Surrounding the center of the museum, shaped by the arsenal’s rectangular outer walls and a roof installed as part of the original restoration, the museum prides itself on its permanent exhibits. One section focuses on the arsenal and powder magazine itself, detailing the history of the infantry stationed there through writings and relics. 

Around the corner, stories of local Native American cultures, such as the Seminole and Creek tribes of the region, are highlighted through canoe remnants, turtle-shell instruments and recreations of traditional clothing. Another section gives a glimpse into the historical interiors of the hospital ground buildings down the road.

From December 2024 to November 2025, Linda’s curated exhibit focuses on the history of cuisine. Sprawled across picnic-cloth tables, Linda displays vintage cookbooks, offers free food samples and showcases antique kitchen tools.

In a nearby room, the Arsenal Museum displays the Smithsonian’s Water/Ways Exhibit, one of the six museums to host the exhibit. It drew over 800 visitors, many from outside Chattahoochee.

Courtney Piper Junçaj, a 31-year-old Florida State University graduate and former intern at the arsenal, worked at the museum between 2018 and 2019 and offered guidance on labeling and arranging exhibits.
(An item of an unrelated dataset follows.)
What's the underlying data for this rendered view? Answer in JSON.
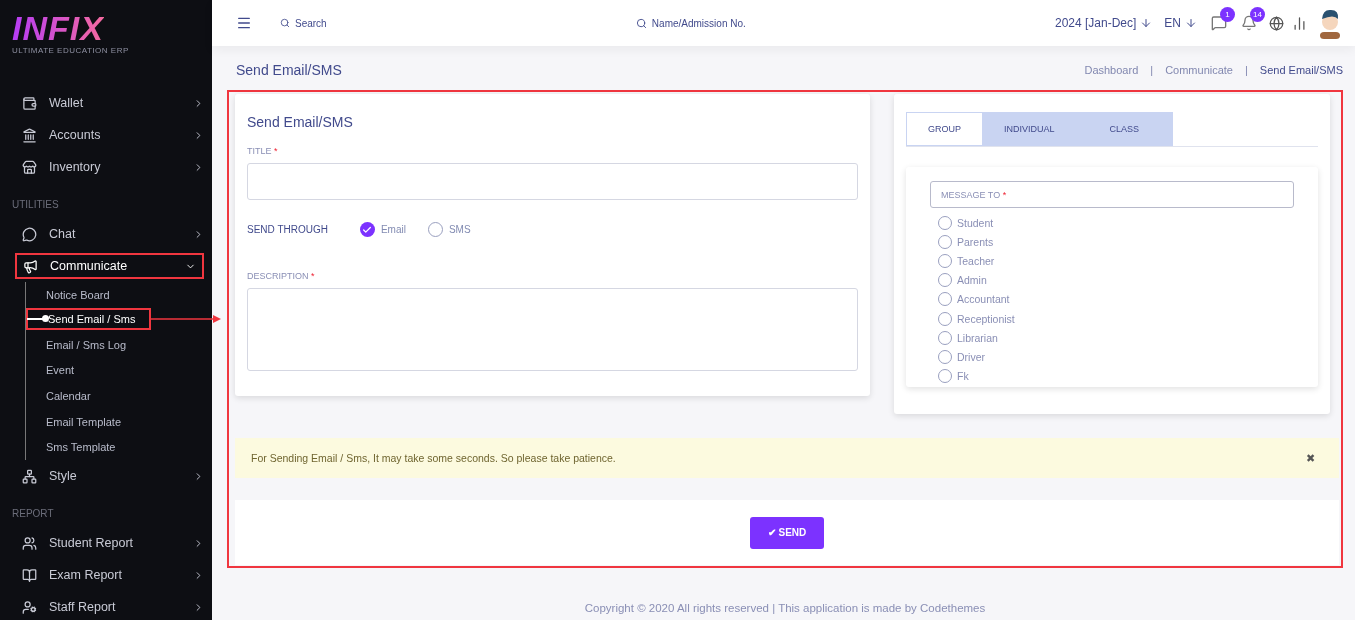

She remains friends with Linda after her internship tenure.

In the conference area off the right side of the museum, the two worked in tandem. Cookies and snacks would crowd their round table, and a kettle steaming expelled the scent of prepackaged tea bags. The wrappers pile up inside the nearby trash can. The pair spent hours researching, planning new exhibits and reviewing grants.

“She is a spitfire, in the best way possible,” Courtney says of Linda. “That museum is only there because of Linda.”

Linda wishes more young people would take an interest in the museum. Someone from a younger generation with enough passion, she says, could “take it and run with it.”

“Chattahoochee is mostly comprised of elderly people,” Linda says. “It’s a challenge.”

Linda Kranert, who helped fully restore the Powder Magazine, describes the arsenal’s history that she has acquainted herself with in Chattahoochee, Fla., Tuesday, Oct. 14, 2025. (Delia Rose Sauer/Atrium Magazine)

She jokes that the town’s historical society is made up of three active members, not including herself.

Walking through the arsenal today, the vaulted ceilings still create a natural chill in the air. The arches have outlived wars, hurricanes and decades of neglect. Linda lingers by the entrance, the frame of bricks creating a window into the interior. 

“It’s a facility that does wonderful things,” she says. “Art therapy … the occupational group … restoring and saving history for me is one of my favorite things.”